An introduction to machine learning
—3 min read—Corbin Child
At its core machine learning is an algorithm (or a set of instructions) for updating parameters.
For example, take the following function:
def housePriceModel(x0,x1,squareMetres):
return x0 + squareMetres*x1
The purpose of this function is to guess the price of a house according its area (in square metres) and to do it as accurately as possible. It takes x0
and x1
as parameters, however we do not know what these parameters are in advance. This is where machine learning comes to the rescue. Without machine learning, we would pick an x0
and x1
by trial and error. We could pick arbitrary values and then look to see how well they work on a set of data. The goal is to tweak and change x0
and x1
so that the margin of error is as small as possible (we will get into how this is calculated later).
Most people will begin by sequentially adjusting each parameter and then observing the degree of change to the function's result. If the result goes down one might keep changing the same parameter, whereas if it goes up, we might change it in the other direction. This process is not machine learning, but it is very close. Instead of you updating the parameters based on your intuition of how an algorithm updates, machine learning requires that the parameters self-adjust according to mathematical principles.
These mathematical principles often trip people up and can be a barrier of entry for those studying machine learning. Let's go over some of the principles to gain further insight into how machine learning works.
The machine learning model
A machine learning model is an algorithm that has been trained to recognise certain types of patterns. In the example we just looked at it was the housePriceModel
. This function has parameters that are learned. In our case, it was x0
and x1
.
The cost function
A cost function is a function that provides a measure for how well our machine learning model is performing on a set of examples. The cost function takes a model as input and outputs how well it is doing. If our model is doing well on a set of examples, then the cost will be low.
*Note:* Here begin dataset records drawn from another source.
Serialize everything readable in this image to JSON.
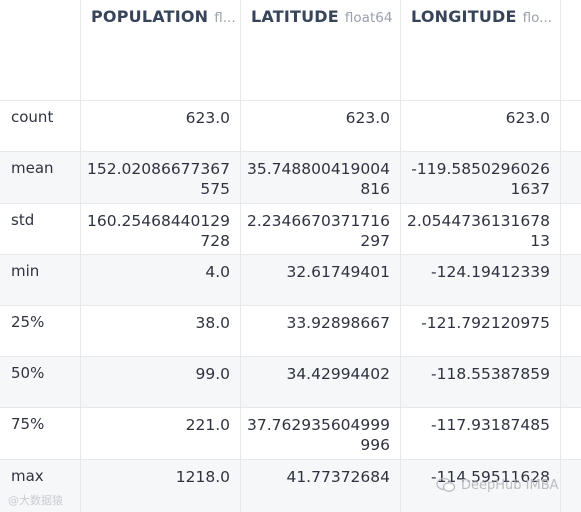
{
  "columns": [
    {
      "name": "POPULATION",
      "dtype": "fl..."
    },
    {
      "name": "LATITUDE",
      "dtype": "float64"
    },
    {
      "name": "LONGITUDE",
      "dtype": "flo..."
    }
  ],
  "rows": [
    {
      "label": "count",
      "values": [
        "623.0",
        "623.0",
        "623.0"
      ]
    },
    {
      "label": "mean",
      "values": [
        "152.02086677367575",
        "35.748800419004816",
        "-119.58502960261637"
      ]
    },
    {
      "label": "std",
      "values": [
        "160.25468440129728",
        "2.2346670371716297",
        "2.054473613167813"
      ]
    },
    {
      "label": "min",
      "values": [
        "4.0",
        "32.61749401",
        "-124.19412339"
      ]
    },
    {
      "label": "25%",
      "values": [
        "38.0",
        "33.92898667",
        "-121.792120975"
      ]
    },
    {
      "label": "50%",
      "values": [
        "99.0",
        "34.42994402",
        "-118.55387859"
      ]
    },
    {
      "label": "75%",
      "values": [
        "221.0",
        "37.762935604999996",
        "-117.93187485"
      ]
    },
    {
      "label": "max",
      "values": [
        "1218.0",
        "41.77372684",
        "-114.59511628"
      ]
    }
  ],
  "watermark": {
    "left": "@大数据猿",
    "right": "DeepHub IMBA"
  }
}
If it is doing poorly, then the cost will be high. This is also known as the "loss" or "error" function. In our example, the cost function is Cost(x, h) = (h(price) - RealPice)^2
— where h
is our model.
How does the model learn?
The model learns by calculating the gradient of the cost function. In basic terms, the gradient is how each parameter (x0
and x1
) changes in relation to the cost. A big change will mean it affects the cost a lot and a little change will mean it affects the cost a little. This is similar to how you might have changed the x0 and x1 to manually observe the impact on the result. Gradient analysis is the same idea, albeit expressed in mathematical terms (namely calculus).
Now that you understand the underlying principles of machine learning, you may have noticed that the machine is simply undergoing a series of steps repetitively (and extremely quickly). These steps are:
-
Calculate the cost of your model.
-
Is it good? If it is we can stop (as we have a good model).
-
Not good? Then calculate the gradient and make a small change to our model based on it.
-
Go back to step one and repeat the process.
Closing thoughts
There is a lot we have glossed over, but hopefully this article provides you with some basic insights into how machine learning works and demystifies some of the magic.